Now that the Christmas and New Year fuss and feasting are over, yet the events still lie fresh in our memory, it is a good time to look back and reflect. One fun and rewarding, though at times somewhat unsettling way to do so, is to take a look at what other people do and then I mean not merely your neighbour (unless he or she had a really interesting party), but people at a greater cultural distance. For maximal effect, I propose to go far beyond the usual “What did you do for Christmas/New Year?” question to friends and colleagues, to read a classical account from anthropologist Richard Borshay Lee, on how he celebrated Christmas with Kalahari Bushmen.

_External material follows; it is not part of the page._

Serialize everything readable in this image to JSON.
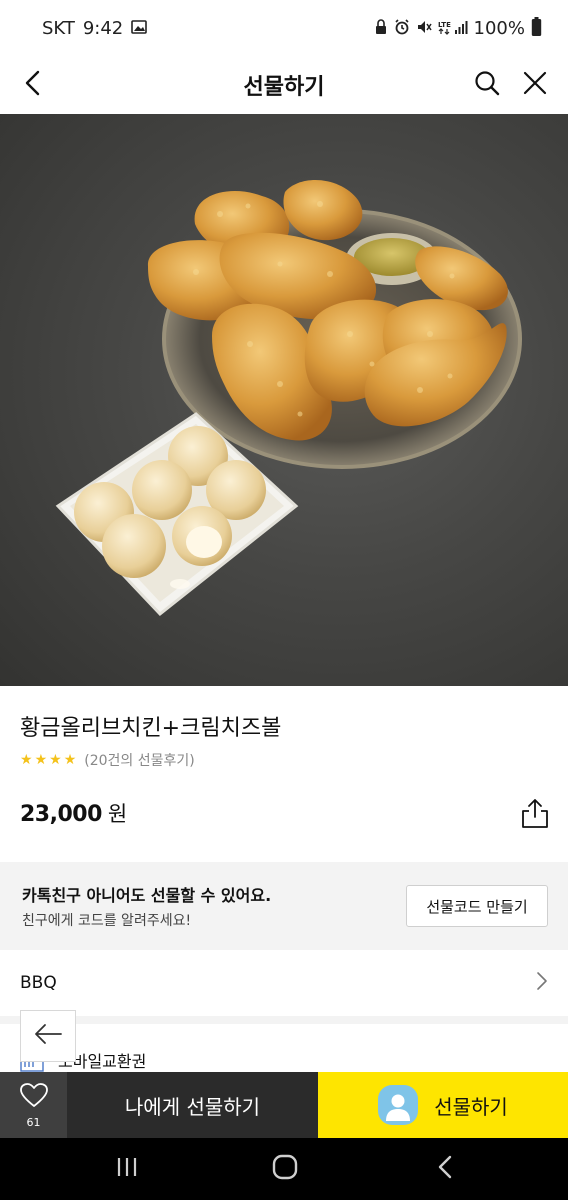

Lee’s article belongs squarely in the genre of “cross-cultural misunderstandings with happy ending and lessons learned” a kind of story anthropologists like to tell. Probably because it makes them feel important, even if they come out as the clown, and allows them to say, as an identity-building wink to fellow anthropologists and an eye-opener to non-anthropological friends: “See, things are not always as they seem to be. Our everyday assumptions, however natural we might think they are, may not be valid for every human being.” These stories aim to show cultural variation, at the same time as they explain, make more comprehensible, what at first seems strange. Misunderstandings during anthropological fieldwork are thus a double blessing, for, properly resolved, they can bring deeper understanding, and back home, they make for especially fascinating and revealing stories, effective in bringing this understanding to others.
While I am not going to repeat Lee’s story here – for the real thing, you should read the article – I will, partly as a teaser, partly for the sake of discussion, lift a tip of the veil. Lee, who was living among a group of !Kung (the exclamation mark represents a particular click sound) at Christmas time some forty years ago, decided to show his gratitude to the people who had been his informants for nearly one year, by buying an ox to make a big feast. The villagers, however, did not seem grateful at all, but instead laughed at him and ridiculed his gift.

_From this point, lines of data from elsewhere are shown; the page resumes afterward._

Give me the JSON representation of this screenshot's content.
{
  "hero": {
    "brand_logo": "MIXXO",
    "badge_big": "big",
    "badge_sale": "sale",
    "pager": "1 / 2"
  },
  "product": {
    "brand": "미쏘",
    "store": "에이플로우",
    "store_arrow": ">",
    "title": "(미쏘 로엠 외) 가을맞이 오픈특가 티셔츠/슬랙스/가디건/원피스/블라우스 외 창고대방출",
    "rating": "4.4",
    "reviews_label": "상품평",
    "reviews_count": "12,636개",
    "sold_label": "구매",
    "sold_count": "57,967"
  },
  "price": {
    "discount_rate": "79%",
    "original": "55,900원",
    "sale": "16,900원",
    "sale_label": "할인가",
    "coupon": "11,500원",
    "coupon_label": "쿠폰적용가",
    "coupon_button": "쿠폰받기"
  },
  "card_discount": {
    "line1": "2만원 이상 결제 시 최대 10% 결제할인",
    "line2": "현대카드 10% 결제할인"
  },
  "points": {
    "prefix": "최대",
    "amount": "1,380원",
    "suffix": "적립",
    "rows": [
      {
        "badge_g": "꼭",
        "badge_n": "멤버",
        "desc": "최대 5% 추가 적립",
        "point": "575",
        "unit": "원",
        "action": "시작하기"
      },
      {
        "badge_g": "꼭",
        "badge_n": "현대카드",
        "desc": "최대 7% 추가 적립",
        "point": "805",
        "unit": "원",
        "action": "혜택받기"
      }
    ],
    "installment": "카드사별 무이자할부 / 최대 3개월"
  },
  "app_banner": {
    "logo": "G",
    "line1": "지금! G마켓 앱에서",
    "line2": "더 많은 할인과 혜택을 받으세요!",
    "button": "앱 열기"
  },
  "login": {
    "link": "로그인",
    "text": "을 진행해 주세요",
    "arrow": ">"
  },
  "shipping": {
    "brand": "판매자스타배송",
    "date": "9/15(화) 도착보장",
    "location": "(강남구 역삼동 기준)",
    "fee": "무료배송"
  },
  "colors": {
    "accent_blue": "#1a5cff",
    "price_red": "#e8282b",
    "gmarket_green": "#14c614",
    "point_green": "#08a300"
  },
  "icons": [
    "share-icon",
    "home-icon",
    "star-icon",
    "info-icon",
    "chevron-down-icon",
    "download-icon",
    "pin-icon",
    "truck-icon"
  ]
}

As Lee came to understand, after a period of anxiety, the treatment he fell victim to, was by no means exclusively reserved for anthropologists or, even worse, for himself in person; it was, by contrast, the Bushmen’s usual way of dealing with someone who caught a big animal to be shared with the community. They do this to preserve unity and collaboration, by preventing a successful hunter from becoming too proud and self-confident. Lee says: “As I read it, their message was this: There are no totally generous acts. All “acts” have an element of calculation.”
How about your presents during the past holiday season? When you give, do you expect something – material or immaterial – in return? When you receive, do you feel obliged to do something back – perhaps, to begin with, to show gratitude?